C’è da essere ottimisti perché il dibattito che è iniziato nelle prima settimana di ottobre senz’altro continuerà e anche gli omosessuali credenti potranno dare un loro contributo, facendo coming out nelle parrocchie, scrivendo ai loro vescovi e chiedendo di essere ascoltati, diffondendo l’enorme quantità di materiale che teologi e pastori hanno elaborato, nel corso degli ultimi trent’anni sull’omosessualità.
C’è da essere ottimisti, infine, perché la chiesa è guidata da un uomo come papa Francesco che ha fatto del discernimento uno dei punti di riferimento del suo pontificato e che, elencando le tentazioni in cui può cadere la chiesa di fronte ai problemi che il Sinodo sulla famiglia è chiamato ad affrontare, ha ricordato al primo posto: “La tentazione dell’irrigidimento ostile, cioè il voler chiudersi dentro lo scritto (la lettera) e non lasciarsi sorprendere da Dio, dal Dio delle sorprese (lo Spirito); dentro la legge, dentro la certezza di ciò che conosciamo e non di ciò che dobbiamo ancora imparare e raggiungere” e ha osservato che: “Dal tempo di Gesù, la tentazione degli zelanti, degli scrupolosi, dei cosiddetti – oggi – tradizionalisti e anche degli intellettualisti”.

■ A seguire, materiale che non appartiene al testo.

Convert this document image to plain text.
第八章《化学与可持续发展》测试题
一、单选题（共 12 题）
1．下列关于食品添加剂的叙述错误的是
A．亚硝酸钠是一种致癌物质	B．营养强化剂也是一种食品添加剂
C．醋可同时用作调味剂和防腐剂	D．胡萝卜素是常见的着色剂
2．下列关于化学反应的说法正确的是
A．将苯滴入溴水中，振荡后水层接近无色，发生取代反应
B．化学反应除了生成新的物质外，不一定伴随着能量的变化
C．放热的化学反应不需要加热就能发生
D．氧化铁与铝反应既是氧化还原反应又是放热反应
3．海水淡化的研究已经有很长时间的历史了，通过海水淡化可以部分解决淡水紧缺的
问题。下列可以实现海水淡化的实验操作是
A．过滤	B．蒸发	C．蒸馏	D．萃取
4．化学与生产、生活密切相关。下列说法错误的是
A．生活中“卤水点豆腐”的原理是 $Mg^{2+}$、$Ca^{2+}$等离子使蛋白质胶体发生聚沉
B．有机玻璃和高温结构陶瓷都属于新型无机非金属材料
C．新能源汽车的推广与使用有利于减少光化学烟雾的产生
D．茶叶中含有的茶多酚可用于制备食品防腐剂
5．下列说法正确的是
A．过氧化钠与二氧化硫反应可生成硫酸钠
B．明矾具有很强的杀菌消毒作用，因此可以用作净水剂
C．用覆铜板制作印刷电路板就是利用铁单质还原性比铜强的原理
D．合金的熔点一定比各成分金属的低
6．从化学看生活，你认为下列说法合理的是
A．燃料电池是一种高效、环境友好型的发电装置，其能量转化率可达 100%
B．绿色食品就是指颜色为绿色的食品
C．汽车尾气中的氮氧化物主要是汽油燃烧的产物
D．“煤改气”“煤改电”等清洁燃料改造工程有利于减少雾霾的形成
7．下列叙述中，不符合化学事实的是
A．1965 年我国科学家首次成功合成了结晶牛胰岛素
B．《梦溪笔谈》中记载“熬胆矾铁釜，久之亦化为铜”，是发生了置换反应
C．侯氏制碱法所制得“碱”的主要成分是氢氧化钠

Senz’altro ci aspetta un anno interessante che potrebbe riservarci delle sorprese. Noi dobbiamo fare la nostra parte: impegnandoci per far conoscere quello che di positivo c’è nella nostra esperienza di omosessuali credenti e, soprattutto, pregando tanto lo Spirito Santo perché accompagni e guidi la chiesa in questo delicato passaggio. E se non sappiamo che preghiera dire, facciamo nostra l’invocazione che don Orione, il grande santo della carità, era solito dire ai suoi preti: “Ave Maria e… avanti!”.